I'm Irish too, and we do all that poodles and leave a saucer of milk outside the back door as an offering for the Fair Folk so they don't come into the house and take a child! The village I grew up in had a square and we used to light a huge bonfire every Halloween and when everyone went home, they would take a taper from the bonfire and light their hearths with it. I always make Irish stew and barm brack for my kids, although they are teenagers now so we shall be heading into Edinburgh for the fire festival, rather than trick or treating! I miss Halloween in Ireland, the kids used to be dancing with impatience by the front door, waiting for the sun to go down and the first fireworks to streak across the sky (even though they are not meant to be on sale on the Republic).

Katedotness1963 · 14/10/2018 20:38

We always decorate, make sure we have plenty of sweets in, usually ones we don't care for so we don't eat them ourselves before the day, and carve a pumpkin.

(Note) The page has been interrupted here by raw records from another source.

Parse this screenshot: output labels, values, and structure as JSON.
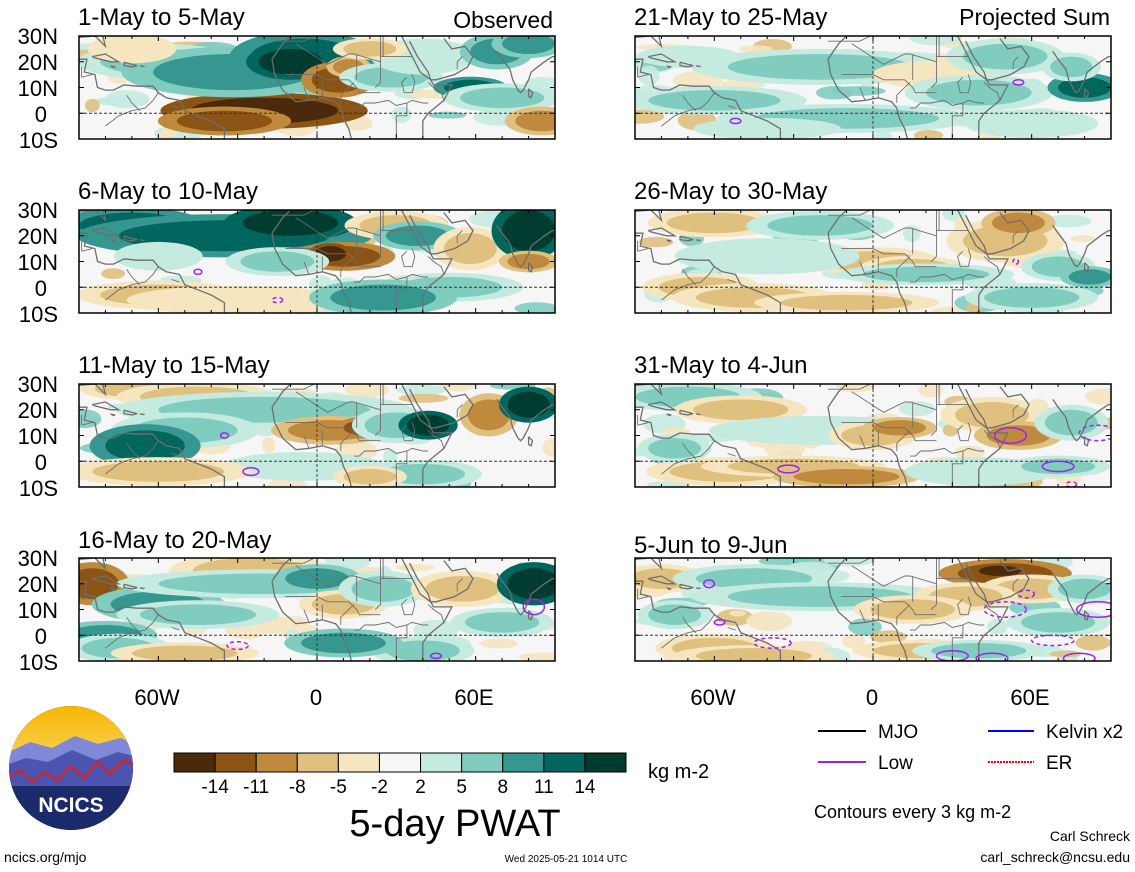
{
  "left_label": "Observed",
  "right_label": "Projected Sum",
  "panels": {
    "left": [
      "1-May to 5-May",
      "6-May to 10-May",
      "11-May to 15-May",
      "16-May to 20-May"
    ],
    "right": [
      "21-May to 25-May",
      "26-May to 30-May",
      "31-May to 4-Jun",
      "5-Jun to 9-Jun"
    ]
  },
  "lat_ticks": [
    "30N",
    "20N",
    "10N",
    "0",
    "10S"
  ],
  "lon_ticks": [
    "60W",
    "0",
    "60E"
  ],
  "colorbar": {
    "ticks": [
      "-14",
      "-11",
      "-8",
      "-5",
      "-2",
      "2",
      "5",
      "8",
      "11",
      "14"
    ],
    "colors": [
      "#4a2a0a",
      "#8b5314",
      "#c08a3e",
      "#dfc07f",
      "#f5e6c0",
      "#f6f6f6",
      "#c5ebe1",
      "#80cdc0",
      "#35978f",
      "#01665e",
      "#003c30"
    ],
    "units": "kg m-2"
  },
  "title": "5-day PWAT",
  "legend": {
    "items": [
      {
        "label": "MJO",
        "color": "#000000",
        "style": "solid"
      },
      {
        "label": "Kelvin x2",
        "color": "#0000ff",
        "style": "solid"
      },
      {
        "label": "Low",
        "color": "#a020f0",
        "style": "solid"
      },
      {
        "label": "ER",
        "color": "#ff0000",
        "style": "dotted"
      }
    ],
    "note": "Contours every 3 kg m-2"
  },
  "logo_text": "NCICS",
  "footer": {
    "site": "ncics.org/mjo",
    "timestamp": "Wed 2025-05-21 1014 UTC",
    "author": "Carl Schreck",
    "email": "carl_schreck@ncsu.edu"
  }
}
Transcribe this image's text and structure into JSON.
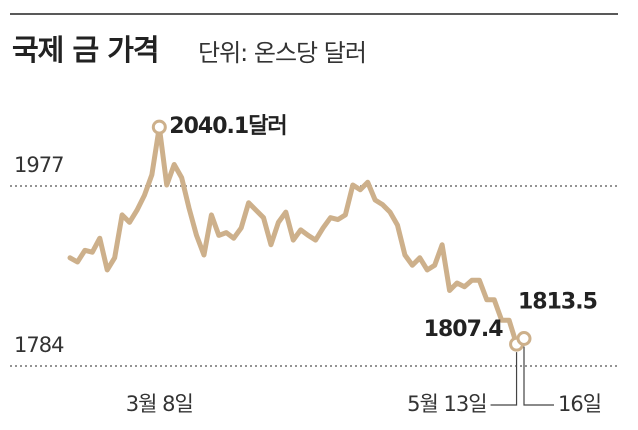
{
  "chart_data": {
    "type": "line",
    "title": "국제 금 가격",
    "subtitle": "단위: 온스당 달러",
    "categories": [
      null,
      null,
      null,
      null,
      null,
      null,
      null,
      null,
      null,
      null,
      null,
      null,
      "3월 8일",
      null,
      null,
      null,
      null,
      null,
      null,
      null,
      null,
      null,
      null,
      null,
      null,
      null,
      null,
      null,
      null,
      null,
      null,
      null,
      null,
      null,
      null,
      null,
      null,
      null,
      null,
      null,
      null,
      null,
      null,
      null,
      null,
      null,
      null,
      null,
      null,
      null,
      null,
      null,
      null,
      null,
      null,
      null,
      null,
      null,
      null,
      null,
      "5월 13일",
      "16일"
    ],
    "values": [
      1900,
      1895.5,
      1908,
      1906,
      1921,
      1887,
      1900,
      1946,
      1938,
      1951,
      1967,
      1989,
      2040.1,
      1978,
      2000,
      1986,
      1953,
      1924,
      1903,
      1946,
      1924,
      1927,
      1921,
      1932,
      1959,
      1951,
      1943,
      1914,
      1938,
      1949,
      1919,
      1930,
      1924,
      1919,
      1932,
      1943,
      1941,
      1946,
      1978,
      1973,
      1981,
      1962,
      1957,
      1949,
      1935,
      1903,
      1892,
      1900,
      1887,
      1892,
      1914,
      1865,
      1873,
      1869,
      1876,
      1876,
      1855,
      1855,
      1833,
      1833,
      1807.4,
      1813.5
    ],
    "value_labels": [
      null,
      null,
      null,
      null,
      null,
      null,
      null,
      null,
      null,
      null,
      null,
      null,
      "2040.1달러",
      null,
      null,
      null,
      null,
      null,
      null,
      null,
      null,
      null,
      null,
      null,
      null,
      null,
      null,
      null,
      null,
      null,
      null,
      null,
      null,
      null,
      null,
      null,
      null,
      null,
      null,
      null,
      null,
      null,
      null,
      null,
      null,
      null,
      null,
      null,
      null,
      null,
      null,
      null,
      null,
      null,
      null,
      null,
      null,
      null,
      null,
      null,
      "1807.4",
      "1813.5"
    ],
    "color": "#cdb08b",
    "ylim": [
      1760,
      2080
    ],
    "yticks": [
      1784,
      1977
    ],
    "grid": true
  }
}
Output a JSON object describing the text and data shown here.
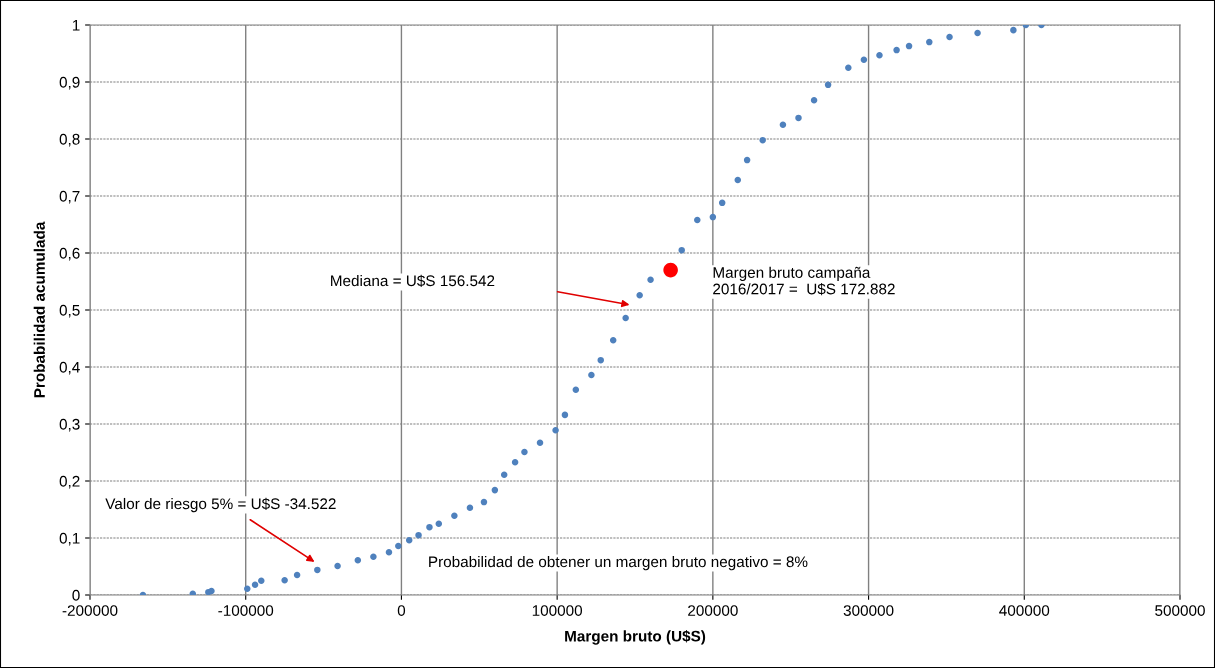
{
  "chart_data": {
    "type": "scatter",
    "xlabel": "Margen bruto (U$S)",
    "ylabel": "Probabilidad acumulada",
    "xlim": [
      -200000,
      500000
    ],
    "ylim": [
      0,
      1
    ],
    "xticks": [
      -200000,
      -100000,
      0,
      100000,
      200000,
      300000,
      400000,
      500000
    ],
    "yticks": [
      0,
      {
        "value": 0.1,
        "label": "0,1"
      },
      {
        "value": 0.2,
        "label": "0,2"
      },
      {
        "value": 0.3,
        "label": "0,3"
      },
      {
        "value": 0.4,
        "label": "0,4"
      },
      {
        "value": 0.5,
        "label": "0,5"
      },
      {
        "value": 0.6,
        "label": "0,6"
      },
      {
        "value": 0.7,
        "label": "0,7"
      },
      {
        "value": 0.8,
        "label": "0,8"
      },
      {
        "value": 0.9,
        "label": "0,9"
      },
      1
    ],
    "grid": true,
    "marker": "circle",
    "series": [
      {
        "color": "#4f81bd",
        "x": [
          -166000,
          -134000,
          -124000,
          -122000,
          -99000,
          -94000,
          -90000,
          -75000,
          -67000,
          -54000,
          -41000,
          -28000,
          -18000,
          -8000,
          -2000,
          5000,
          11000,
          18000,
          24000,
          34000,
          44000,
          53000,
          60000,
          66000,
          73000,
          79000,
          89000,
          99000,
          105000,
          112000,
          122000,
          128000,
          136000,
          144000,
          153000,
          160000,
          170000,
          180000,
          190000,
          200000,
          206000,
          216000,
          222000,
          232000,
          245000,
          255000,
          265000,
          274000,
          287000,
          297000,
          307000,
          318000,
          326000,
          339000,
          352000,
          370000,
          393000,
          401000,
          411000
        ],
        "values": [
          0,
          0.002,
          0.005,
          0.007,
          0.011,
          0.018,
          0.025,
          0.026,
          0.035,
          0.044,
          0.051,
          0.061,
          0.067,
          0.075,
          0.086,
          0.096,
          0.105,
          0.119,
          0.125,
          0.139,
          0.153,
          0.163,
          0.184,
          0.211,
          0.233,
          0.251,
          0.267,
          0.289,
          0.316,
          0.36,
          0.386,
          0.412,
          0.447,
          0.486,
          0.526,
          0.553,
          null,
          0.605,
          0.658,
          0.663,
          0.688,
          0.728,
          0.763,
          0.798,
          0.825,
          0.837,
          0.868,
          0.895,
          0.925,
          0.939,
          0.947,
          0.956,
          0.963,
          0.97,
          0.979,
          0.986,
          0.991,
          1,
          1
        ]
      },
      {
        "color": "#ff0000",
        "x": [
          172882
        ],
        "values": [
          0.57
        ]
      }
    ],
    "annotations": [
      "Mediana = U$S 156.542",
      "Valor de riesgo 5% = U$S -34.522",
      "Margen bruto campaña\n2016/2017 =  U$S 172.882",
      "Probabilidad de obtener un margen bruto negativo = 8%"
    ]
  }
}
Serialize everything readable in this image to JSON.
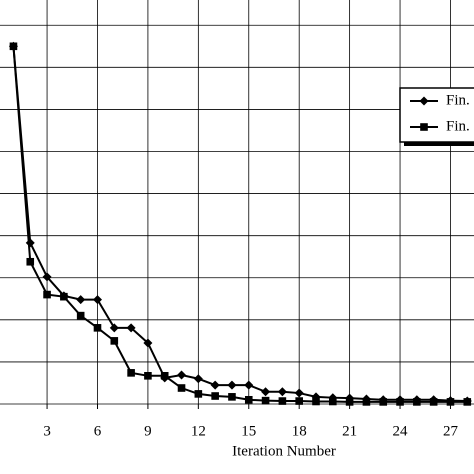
{
  "chart_data": {
    "type": "line",
    "x_label": "Iteration Number",
    "x": [
      1,
      2,
      3,
      4,
      5,
      6,
      7,
      8,
      9,
      10,
      11,
      12,
      13,
      14,
      15,
      16,
      17,
      18,
      19,
      20,
      21,
      22,
      23,
      24,
      25,
      26,
      27,
      28
    ],
    "series": [
      {
        "name": "Fin.",
        "marker": "diamond",
        "color": "#000000",
        "values": [
          8.5,
          3.83,
          3.02,
          2.57,
          2.48,
          2.48,
          1.81,
          1.81,
          1.45,
          0.62,
          0.69,
          0.6,
          0.45,
          0.45,
          0.45,
          0.29,
          0.29,
          0.26,
          0.17,
          0.15,
          0.14,
          0.12,
          0.1,
          0.1,
          0.1,
          0.1,
          0.08,
          0.07
        ]
      },
      {
        "name": "Fin.",
        "marker": "square",
        "color": "#000000",
        "values": [
          8.5,
          3.38,
          2.6,
          2.55,
          2.1,
          1.81,
          1.5,
          0.74,
          0.67,
          0.67,
          0.38,
          0.24,
          0.19,
          0.17,
          0.1,
          0.08,
          0.07,
          0.07,
          0.06,
          0.06,
          0.05,
          0.05,
          0.05,
          0.05,
          0.05,
          0.05,
          0.05,
          0.05
        ]
      }
    ],
    "xlim": [
      0.2,
      28.4
    ],
    "xticks": [
      3,
      6,
      9,
      12,
      15,
      18,
      21,
      24,
      27
    ],
    "ylim": [
      0,
      9.6
    ],
    "yticks": [
      0,
      1,
      2,
      3,
      4,
      5,
      6,
      7,
      8,
      9
    ],
    "grid": true,
    "legend": "upper right"
  }
}
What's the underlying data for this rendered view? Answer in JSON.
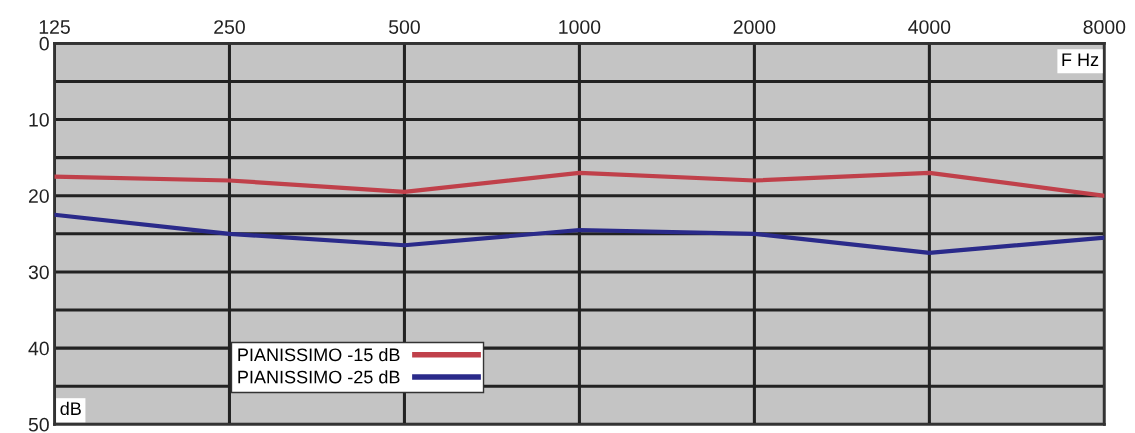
{
  "chart_data": {
    "type": "line",
    "xlabel": "F Hz",
    "ylabel": "dB",
    "log": "x",
    "xlim": [
      125,
      8000
    ],
    "xticks": [
      125,
      250,
      500,
      1000,
      2000,
      4000,
      8000
    ],
    "ylim": [
      50,
      0
    ],
    "yticks": [
      0,
      {
        "value": 5,
        "label": null
      },
      10,
      {
        "value": 15,
        "label": null
      },
      20,
      {
        "value": 25,
        "label": null
      },
      30,
      {
        "value": 35,
        "label": null
      },
      40,
      {
        "value": 45,
        "label": null
      },
      50
    ],
    "grid": true,
    "legend": "bottom left",
    "marker": "none",
    "line_style": "solid",
    "series": [
      {
        "name": "PIANISSIMO -15 dB",
        "color": "#c0404a",
        "x": [
          125,
          250,
          500,
          1000,
          2000,
          4000,
          8000
        ],
        "values": [
          17.5,
          18,
          19.5,
          17,
          18,
          17,
          20
        ]
      },
      {
        "name": "PIANISSIMO -25 dB",
        "color": "#2a2a8a",
        "x": [
          125,
          250,
          500,
          1000,
          2000,
          4000,
          8000
        ],
        "values": [
          22.5,
          25,
          26.5,
          24.5,
          25,
          27.5,
          25.5
        ]
      }
    ]
  }
}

Since joining MN I've added the tradition of pointing out it's not an American import...

MakeAHouseAHome · 14/10/2018 20:40

Trick or treating IS glorified begging. We turn out the lights and shut the curtains.

Cagliostro · 14/10/2018 20:45

I’m hoping to have some friends round this year as we moved to a house with space to have people over. Not sure about trick or treating though as we don’t know the neighbours at all or how it goes.

We do one thing every year though which is make a pudding called Body Bit Soup (looks like blood and guts etc)

Cambalamb · 14/10/2018 20:48

I buy a pumpkin, carve it into a lantern, make soup with its flesh, That's it. Dc used to trick or treat.

lessthanBeau · 14/10/2018 20:55

We love Halloween 🎃 we dress up and trick or treat. We're usually on a caravan holiday and attend the Halloween party on site. Also trick and treat round the caravans that are participating (the ones with Dec's and lights etc)
next year we will be in the USA for Halloween so can't wait for that.

HavelockVetinari · 14/10/2018 20:58

I utterly love Halloween, when we lived in London I used to do an amazing display or decorations - we got 150+ kids trick or treating every year. We moved to Derbyshire last year and only had 2 kids visit, I was gutted!

So - if you live in Grindleford, come to the house with the ludicrously over-the-top decorations and 10 pumpkins!

covetingthepreciousthings · 15/10/2018 08:23

I love Halloween, it's my favourite time of the year. I always book it off work so we can have a full day of Halloween activities.
My dream is one day to be invited to Jonathan Ross's Halloween party Grin

Agree with PP about watching Hocus Pocus.

Loved reading about the Irish traditions like the saucer of milk!

crivit · 15/10/2018 08:30

Cook a few bits and bobs, get some incense out and ritual. The door wouldn't be answered because I'm busy.